The GitHub repo at https://github.com/rstudio-conf-2020/significant-data includes an intro, slides, and workbook listing with R Markdown files. The workshop workout routines and code are also available as on online book at https://rstudio-conf-2020.github.io/significant-information/introduction-to-vroom.html.
Shiny from start off to complete
If you’ve wanted to learn the Shiny R interactive internet framework — or if you’ve worked with it but wanted to up your game — Macalester Higher education professor Danny Kaplan’s Shiny workshop GitHub repository features slides and task code. You can also clone the task with a no cost RStudio Cloud account at https://rstudio.cloud/task/865256.
In addition to the workshop GitHub repo, there is a js4shiny.com website that is absolutely truly worth a take a look at.
R Markdown and interactive dashboards
This two-working day workshop by Yihui Xie (creator of several R deals such as knitr and DT and the co-writer of Shiny, R Markdown, and leaflet) and RStudio instruction director Carl Howe was aimed at serving to attendees make highly effective interactive files and dashboards.
The aims, in accordance to the workshop description, integrated the next:
- The full abilities of R Markdown
- How to parameterize and publish studies from R Markdown
- How to make interactive dashboards working with htmlwidgets and Shiny
The workshop GitHub repo at https://github.com/rstudio-conf-2020/rmarkdown-dashboard includes a products listing with slides, workout routines, cheat sheets, and a lot more.
What they forgot to teach you about R
It seems like an introductory workshop, but this was actually “designed for seasoned R and RStudio consumers who want to (re)design their R life style,” in accordance to the session overview. “You’ll learn holistic workflows that tackle the most popular sources of friction in information analysis. We’ll function on task-oriented workflows, model management for information science (Git/GitHub), and how to approach for collaboration, interaction, and iteration (such as R Markdown).” Instructors Kara Woo, Jenny Bryan, and Jim Hester are all perfectly-recognized in the tidyverse world.

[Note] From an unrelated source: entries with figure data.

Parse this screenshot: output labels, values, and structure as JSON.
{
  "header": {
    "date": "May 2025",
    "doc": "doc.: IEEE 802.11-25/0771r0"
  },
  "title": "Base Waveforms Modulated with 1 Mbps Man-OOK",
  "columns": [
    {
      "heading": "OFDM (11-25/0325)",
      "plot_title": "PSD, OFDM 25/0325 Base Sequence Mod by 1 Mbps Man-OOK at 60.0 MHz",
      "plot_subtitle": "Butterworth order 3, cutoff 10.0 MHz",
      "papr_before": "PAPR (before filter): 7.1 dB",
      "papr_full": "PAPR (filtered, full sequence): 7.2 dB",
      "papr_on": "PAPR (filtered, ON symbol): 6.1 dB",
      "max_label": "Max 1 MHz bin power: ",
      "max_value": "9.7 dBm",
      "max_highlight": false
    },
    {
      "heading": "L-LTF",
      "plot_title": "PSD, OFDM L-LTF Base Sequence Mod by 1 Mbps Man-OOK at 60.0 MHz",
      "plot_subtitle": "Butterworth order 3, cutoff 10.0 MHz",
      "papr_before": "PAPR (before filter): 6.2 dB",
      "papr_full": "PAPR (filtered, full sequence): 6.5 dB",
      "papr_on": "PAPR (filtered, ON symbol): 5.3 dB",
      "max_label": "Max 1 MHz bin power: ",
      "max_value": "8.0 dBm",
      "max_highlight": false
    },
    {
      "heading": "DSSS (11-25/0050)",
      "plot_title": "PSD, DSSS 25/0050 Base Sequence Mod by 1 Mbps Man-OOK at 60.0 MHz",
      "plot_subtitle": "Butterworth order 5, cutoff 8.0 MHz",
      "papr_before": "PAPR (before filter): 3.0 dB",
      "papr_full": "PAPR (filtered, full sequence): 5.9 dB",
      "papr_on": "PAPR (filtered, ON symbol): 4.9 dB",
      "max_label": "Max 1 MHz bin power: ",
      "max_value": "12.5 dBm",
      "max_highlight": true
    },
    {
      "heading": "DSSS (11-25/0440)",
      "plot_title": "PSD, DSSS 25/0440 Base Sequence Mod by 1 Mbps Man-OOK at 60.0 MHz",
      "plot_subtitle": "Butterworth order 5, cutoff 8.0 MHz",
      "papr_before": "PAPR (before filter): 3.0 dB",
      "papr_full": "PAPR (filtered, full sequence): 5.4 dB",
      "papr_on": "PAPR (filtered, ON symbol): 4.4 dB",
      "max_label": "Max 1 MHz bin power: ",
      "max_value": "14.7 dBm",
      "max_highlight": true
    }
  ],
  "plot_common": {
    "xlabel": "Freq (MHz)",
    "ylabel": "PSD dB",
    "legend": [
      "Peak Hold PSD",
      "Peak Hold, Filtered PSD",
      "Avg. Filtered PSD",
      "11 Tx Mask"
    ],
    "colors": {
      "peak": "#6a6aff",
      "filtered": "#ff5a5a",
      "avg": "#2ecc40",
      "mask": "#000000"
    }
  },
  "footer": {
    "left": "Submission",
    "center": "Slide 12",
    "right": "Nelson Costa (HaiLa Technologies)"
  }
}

Come across the GitHub repository at https://github.com/rstudio-conf-2020/what-they-forgot and “the one genuine URL that inbound links to all the things!” at https://rstd.io/wtf-2020-rsc.
Creating tidy instruments
Taught by Charlotte Wickham and Hadley Wickham, this workshop was aimed at “those who have embraced the tidyverse and now want to extend it to satisfy their individual wants,” in accordance to the workshop overview. It discusses API design, practical programming instruments, the basics of object design in Amazon S3, and the tidy eval procedure for non-typical evaluation.
There is a GitHub repo with slides, R Markdown files, and a lot more.

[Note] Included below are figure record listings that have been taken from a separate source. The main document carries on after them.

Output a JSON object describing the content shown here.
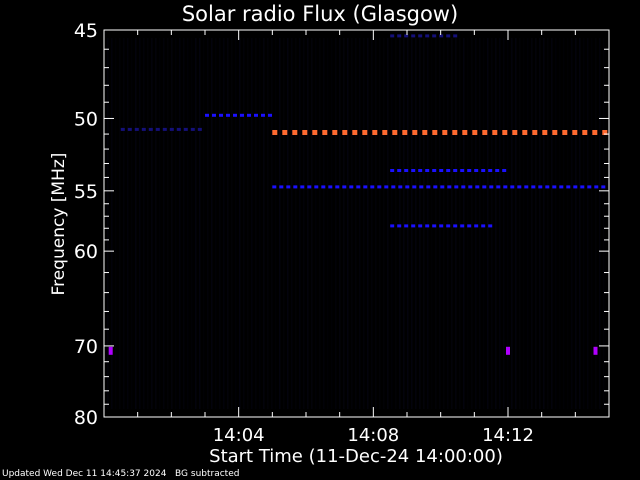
{
  "chart_data": {
    "type": "heatmap",
    "title": "Solar radio Flux (Glasgow)",
    "xlabel": "Start Time (11-Dec-24 14:00:00)",
    "ylabel": "Frequency [MHz]",
    "x_unit": "minutes after 14:00:00",
    "xlim": [
      0,
      15
    ],
    "ylim": [
      80,
      45
    ],
    "y_scale": "reciprocal",
    "x_ticks": [
      "14:04",
      "14:08",
      "14:12"
    ],
    "x_tick_values": [
      4,
      8,
      12
    ],
    "y_ticks": [
      45,
      50,
      55,
      60,
      70,
      80
    ],
    "colormap": [
      "#000000",
      "#1a00ff",
      "#ff6a30"
    ],
    "colors": {
      "background": "#000000",
      "axes": "#ffffff",
      "strong_band": "#ff6a30",
      "weak_band": "#1a10ff",
      "spike": "#b000ff"
    },
    "bands": [
      {
        "freq": 50.9,
        "start": 5.0,
        "end": 15.0,
        "intensity": "strong"
      },
      {
        "freq": 54.7,
        "start": 5.0,
        "end": 15.0,
        "intensity": "weak"
      },
      {
        "freq": 53.5,
        "start": 8.5,
        "end": 12.0,
        "intensity": "weak"
      },
      {
        "freq": 57.8,
        "start": 8.5,
        "end": 11.5,
        "intensity": "weak"
      },
      {
        "freq": 49.8,
        "start": 3.0,
        "end": 5.0,
        "intensity": "weak"
      },
      {
        "freq": 50.7,
        "start": 0.5,
        "end": 3.0,
        "intensity": "faint"
      },
      {
        "freq": 45.3,
        "start": 8.5,
        "end": 10.5,
        "intensity": "faint"
      }
    ],
    "spikes": [
      {
        "freq": 70.6,
        "time": 0.2
      },
      {
        "freq": 70.6,
        "time": 14.6
      },
      {
        "freq": 70.6,
        "time": 12.0
      }
    ]
  },
  "footer": {
    "updated": "Updated Wed Dec 11 14:45:37 2024",
    "note": "BG subtracted"
  }
}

A simple introduction to information visualization with ggplot2
This workshop included “basic concepts guiding productive information visualizations” as perfectly as discovering how to develop fantastic graphics with ggplot2. It was taught by Duke College professor Kieran Healy, writer of Facts Visualization: A Functional Introduction. The workshop repo is at https://github.com/rstudio-conf-2020/dataviz.
My organization’s to start with R bundle
If you’re fascinated in generating deals at your place of work for “easier information accessibility, shared functions for information transformation and analysis, and a popular search and feel for reporting,” you could want to look at out this workshop products by software engineer Prosperous Iannone and R developer and Ph.D. college student Malcolm Barrett.
You can find the GitHub repo at https://github.com/rstudio-conf-2020/my-org-to start with-pkg.
Workshops for R newbies
R for Excel Users was, not amazingly, a workshop aimed at electrical power Excel consumers who want to start off incorporating R into their workflow.
And Introduction to Facts Science in the Tidyverse, taught by Hadley Wickham and Amelia McNamara, was a “two-working day, hands-on workshop created for people who are brand new to R and RStudio.”